先日、仙台教区水沢教会の高橋昌神父様から小包が送られてきました。中には、水沢市立(現在は奥州市立)水沢南小学校の社会科の副読本のコピーが入っていました。
題は『南小三偉人伝-拓け、きらめくような夢を-』で、水沢地区が生んだ後藤寿庵、木村栄、高野長英の伝記が収められています。それぞれの偉人のキャッチコピーは、
- 後藤寿庵 祈りの開拓者 ―胆沢平野の開墾
- 木村 栄 きらめく星 ―緯度観測の父 Z項の発見者
- 高野長英 夢を追いかけて ―幕末をかけぬけた蘭学者
です。
後藤寿庵は伊達政宗の家臣で1200石の上級武士でキリシタン武将でした。研究者によれば、後藤寿庵は仙台藩政の中においては、外交(慶長遣欧使節)・軍事(大阪夏の陣への出陣)・内政(胆沢平野での開発や知行地内での農政)など、多方面にその足跡を残していると評価されています。その点を少し見てみましょう。

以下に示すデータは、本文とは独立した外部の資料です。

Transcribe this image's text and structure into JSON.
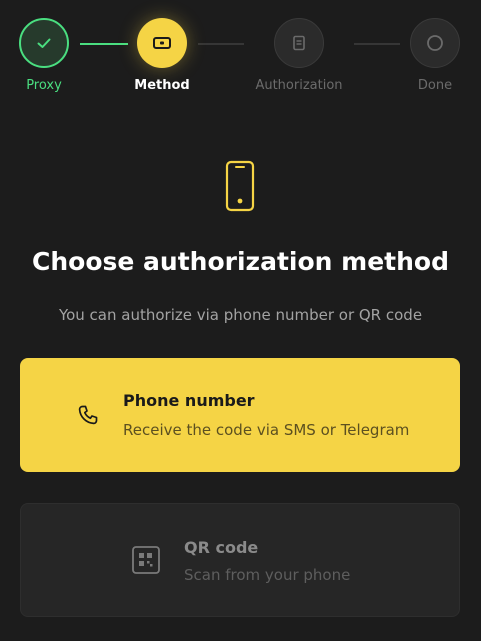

- 外交面 ― 伊達政宗が1613年にソテロと支倉常長をスペイン領メキシコ経由でスペイン、さらにはローマへと派遣した慶長遣欧使節の立役者として活躍。
- 軍事面 ― 1614年の大阪冬の陣、1615年の大阪夏の陣の際、後藤寿庵は伊達勢の陣立書に名を連ね、特に夏の陣では道明寺口では鉄砲百挺率いて活躍し、大阪方のキリシタン武将明石掃部の部下の処遇を配慮しています。
- 内政面 ― 寿庵の領地は扇状地で、宣教師の表現では“アラビアの砂漠”のようで慢性的な水不足にあえいでいました。寿庵は胆沢川上流の急流で大きな岩が多いところを宣教師たちから学んだ土木術と機械を使って堰を構築、水路を作り、新田開発に務めました。寿庵堰の功績と領民への年貢の減免の徳治で、現在も毎年寿庵祭が開かれる程、領民に慕われました。
キリスト者としても、水沢に教会を作り、キリシタン取り締まりの開始以降、禁教と取り締まりの内情を把握しつつ、司祭たちに伝え、匿い、殉教した切支丹の遺体の保護と埋葬、そして1621年に奥羽キリシタン17名がローマ教皇パウロ5世から励ましの書簡に対する奉答書に仙台藩キリシタン指導者として署判しています。
なお、寿庵についてはコム二オ10月号にも関連記事が載っています。東北が生んだすばらしいキリシタン武将の生き様に倣いたいものです。